Blurred silhouettes of cars surrounded by steam from the exhaust pipes in a traffic jam. (LanaElcova via Shutterstock)
(LanaElcova via Shutterstock)

This past year has been a challenging one to say the least. People all around the world have made significant sacrifices in response to the COVID-19 pandemic. Connecticut communities and families lost over 8,200 of our loved ones and over the past 16 months, Health inequities were exacerbated and illuminated across the country.

In fact, the public health crises of both systemic racism and COVID-19 have brought to the forefront many issues we have known to be true for decades, but which we can no longer ignore. As a medical professional, I have seen how communities of color are disproportionately impacted by public health stressors like COVID-19 and air pollution, and as a pulmonologist, I know there is truth in the American Lung Association tagline: “When you can’t breathe, nothing else matters.”

For years, we have seen how air pollution negatively impacts Connecticut residents. The Lung Association’s 22nd annual “State of the Air” report found that in Connecticut, six of our eight counties get a failing grade for levels of unhealthy ozone pollution. This puts a majority of people in the state at risk, however some residents like children, seniors, and people with lung disease are disproportionately vulnerable.

Exposure to air pollution – like ozone and particle pollution – causes a number of health ailments including asthma, heart attacks, increased respiratory, and cardiovascular harm, and can even lead to premature death. Rising temperatures from climate change make it harder to reduce ozone and in Connecticut we have some of the worst ozone levels in the Eastern half of the country.

Part of that can be attributed to the transportation sector in Connecticut, which contributes a significant share of pollution as well as greenhouse gas emissions that drive our climate crisis. Lower income communities and communities of color often face a disproportionate burden of exposure and poor health outcomes due to transportation pollution. We simply cannot ensure clean air and a livable climate for all Americans without addressing transportation pollution. 

The Transportation and Climate Initiative Program (TCI-P) would do just that. In December 2020, Gov. Ned Lamont signed a Memorandum of Understanding (MOU) along with jurisdictional leaders from Massachusetts, Rhode Island, and Washington, D.C authorizing Connecticut to work on implementation of TCI, which would address transportation pollution not just for Connecticut, but for our entire region. As it now awaits legislative approval, the plan has gained strong support from a variety of allies including many non-governmental organizations, business leaders, and elected officials

This broad base of support reflects the simple truth that the Transportation and Climate Initiative Program can improve the health of Connecticut’s residents. Researchers at the Harvard School of Public Health estimate that once fully implemented TCI-P would avoid over 300 deaths per year and prevent thousands of children from having asthma-related problems.

This program would also invest in the communities most impacted by air pollution. The commitments outlined within TCI-P to invest proceeds from this program into communities that have disproportionately shouldered the burdens of air pollution. This is critical for ensuring health equity. The language specifically calls for a minimum of 50% of TCI auction revenue to be reinvested in communities overburdened by transportation pollution and underserved by the transportation system. It also authorizes CT DEEP to establish an Equity and Environmental Justice Advisory Board to guide the investments and ensure they have the most meaningful impact possible.

This is a necessary step to ensure that the input of those most impacted by pollution, as well as those who need more reliable transit service to commute from work or school are included in any planning and implementation. 

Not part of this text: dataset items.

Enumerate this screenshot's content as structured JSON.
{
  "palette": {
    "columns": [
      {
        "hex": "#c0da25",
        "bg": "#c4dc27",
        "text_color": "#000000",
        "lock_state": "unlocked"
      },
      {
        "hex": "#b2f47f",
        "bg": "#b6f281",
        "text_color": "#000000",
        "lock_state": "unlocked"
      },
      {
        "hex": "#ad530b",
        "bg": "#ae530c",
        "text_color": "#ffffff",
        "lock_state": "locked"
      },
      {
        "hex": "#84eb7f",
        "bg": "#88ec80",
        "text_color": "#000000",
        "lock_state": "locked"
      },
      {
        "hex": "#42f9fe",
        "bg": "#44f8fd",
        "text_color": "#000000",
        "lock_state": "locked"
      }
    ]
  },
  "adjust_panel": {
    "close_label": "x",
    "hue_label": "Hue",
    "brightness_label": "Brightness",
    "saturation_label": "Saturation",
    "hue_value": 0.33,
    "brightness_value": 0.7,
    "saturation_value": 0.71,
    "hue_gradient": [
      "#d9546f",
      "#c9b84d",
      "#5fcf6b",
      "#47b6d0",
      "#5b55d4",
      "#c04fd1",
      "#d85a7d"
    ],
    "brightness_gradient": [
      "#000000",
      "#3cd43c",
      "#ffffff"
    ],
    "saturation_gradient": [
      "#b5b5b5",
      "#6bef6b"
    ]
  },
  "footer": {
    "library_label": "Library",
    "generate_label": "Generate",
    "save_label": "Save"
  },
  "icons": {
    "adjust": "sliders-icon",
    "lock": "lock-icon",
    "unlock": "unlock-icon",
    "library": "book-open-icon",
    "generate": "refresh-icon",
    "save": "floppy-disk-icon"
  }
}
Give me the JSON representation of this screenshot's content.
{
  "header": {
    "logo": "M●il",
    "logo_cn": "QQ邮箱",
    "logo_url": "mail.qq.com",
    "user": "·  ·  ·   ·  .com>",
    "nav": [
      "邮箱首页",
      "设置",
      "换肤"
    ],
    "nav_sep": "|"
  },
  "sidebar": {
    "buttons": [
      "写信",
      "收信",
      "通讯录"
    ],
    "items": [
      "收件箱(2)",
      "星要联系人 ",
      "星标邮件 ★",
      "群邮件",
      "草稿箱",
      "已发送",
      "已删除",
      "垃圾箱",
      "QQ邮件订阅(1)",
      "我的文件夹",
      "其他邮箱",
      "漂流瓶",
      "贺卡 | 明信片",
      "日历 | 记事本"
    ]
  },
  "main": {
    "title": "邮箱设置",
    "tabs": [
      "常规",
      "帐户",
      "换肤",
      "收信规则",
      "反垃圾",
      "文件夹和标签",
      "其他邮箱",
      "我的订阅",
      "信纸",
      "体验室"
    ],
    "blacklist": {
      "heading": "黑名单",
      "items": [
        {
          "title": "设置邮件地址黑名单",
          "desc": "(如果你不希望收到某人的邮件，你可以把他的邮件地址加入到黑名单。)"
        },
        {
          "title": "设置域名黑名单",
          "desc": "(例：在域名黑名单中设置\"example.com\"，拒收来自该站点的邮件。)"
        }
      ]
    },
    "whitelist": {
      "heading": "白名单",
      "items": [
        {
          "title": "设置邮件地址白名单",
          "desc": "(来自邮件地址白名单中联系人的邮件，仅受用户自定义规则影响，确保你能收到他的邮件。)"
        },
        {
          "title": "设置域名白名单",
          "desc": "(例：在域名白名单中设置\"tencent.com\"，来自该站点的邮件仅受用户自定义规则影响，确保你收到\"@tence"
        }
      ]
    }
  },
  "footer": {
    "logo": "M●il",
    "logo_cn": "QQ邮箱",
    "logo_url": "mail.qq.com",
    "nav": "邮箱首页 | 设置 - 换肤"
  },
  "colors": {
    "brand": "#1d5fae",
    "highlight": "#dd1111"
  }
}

In a clinical setting it is my responsibility to treat a patient with the disease and help the individual to realize their health goals. However, as a resident and constituent of Connecticut, I recognize the significant ways that policy change can impact our health. Environment and health organizations have so many aligned priorities. A healthy environment helps us to move toward improved public and individual health. Climate change is a very real threat on both of those fronts, and TCI-P will go a long way to correct our course on the changing climate and to protect public health.

Everyone deserves to breathe clean air. I call on the state legislature to codify TCI-P into law as well as encourage all of our neighbors to participate in this program as well so that we can fully realize the significant health benefits of cleaner transportation.  

Dr. David G. Hill, of the Waterbury Pulmonary Associates, is a member of the Lung Association’s National Board of Directors and is the immediate past chair of the Northeast Regional Board of the American Lung Association.